7 saat 7 dakika sonra 63. kilometredeki Çamlıbel CP’ye ulaştığımda pek durmadan geçerim diyordum ama yine de diğer CP’lerdeki kadar zaman harcadım. Soda içip mandalina yedim, tamamen bitmiş olan suyumu doldurdum. 3 kilometre kalmış olmasının verdiği güçle devam ettim.
Nihayet yaklaşık 20 dakika sonra 7 saat 26 dakikada yarışı bitirmiş oldum. Yarış hedefimi Sanayi CP’den beri düşünmemiştim hiç, ilk hedefimi tutturmuş olmak beni çok sevindirdi. 7 saat altını denemenin günü ise kesinlikle bugün değildi.
Yarış boyunca 9 WUP Orman Meyveli Jel, 3 OnTheGo Kafeinli Jel, 3 WUP Tuz Tableti ve 1 WUP Efervesan Elektrolit Tablet tüketmişim.
Son Notlar
- Yarış sırasında sağ ayak bileğime giren ağrının sebebini ta şubatta yaptığım bir antrenmanda burkmam olduğunu düşünüyorum. Böyle hasarlar tamamen iyileşmeyince kümülatif olarak kötüleşiyorlar. Yarış öncesinde Antalya Ultra’ya katılıp katılmama konusunda kararsızdım ama yarıştan sonra vücudumu biraz dinlendirmeye, bir süre sert antrenmanlar/koşular yapmamaya karar verdim. Kısacası sezonu kapamış oldum.

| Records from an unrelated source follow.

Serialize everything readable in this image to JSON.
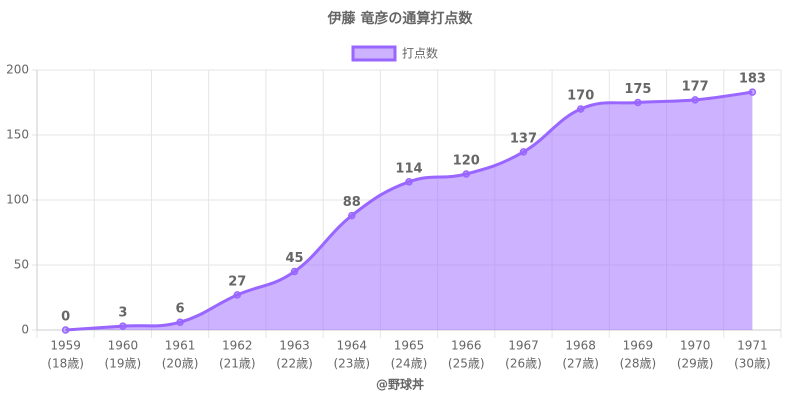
{
  "chart_data": {
    "type": "area",
    "title": "伊藤 竜彦の通算打点数",
    "footer": "@野球丼",
    "categories": [
      [
        "1959",
        "(18歳)"
      ],
      [
        "1960",
        "(19歳)"
      ],
      [
        "1961",
        "(20歳)"
      ],
      [
        "1962",
        "(21歳)"
      ],
      [
        "1963",
        "(22歳)"
      ],
      [
        "1964",
        "(23歳)"
      ],
      [
        "1965",
        "(24歳)"
      ],
      [
        "1966",
        "(25歳)"
      ],
      [
        "1967",
        "(26歳)"
      ],
      [
        "1968",
        "(27歳)"
      ],
      [
        "1969",
        "(28歳)"
      ],
      [
        "1970",
        "(29歳)"
      ],
      [
        "1971",
        "(30歳)"
      ]
    ],
    "series": [
      {
        "name": "打点数",
        "color": "#9966ff",
        "fill": "rgba(153,102,255,0.5)",
        "values": [
          0,
          3,
          6,
          27,
          45,
          88,
          114,
          120,
          137,
          170,
          175,
          177,
          183
        ]
      }
    ],
    "ylim": [
      0,
      200
    ],
    "yticks": [
      0,
      50,
      100,
      150,
      200
    ],
    "grid": true,
    "legend": "top"
  }
}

- Sağ ayak bileğim hariç vücudum hızlıca toparladı. Bir sonraki hafta düşük eforlu koşulara başladım. Vücudumun toparlanma hızı kesinlikle artmış. Üçer hafta arayla dört tane ultramaratona/uzun dağ yarışına katılmış olmanın bir getirisi olabilir. (Aynı zaman da sağ ayak bileğimin ağrısını da açıklar haha).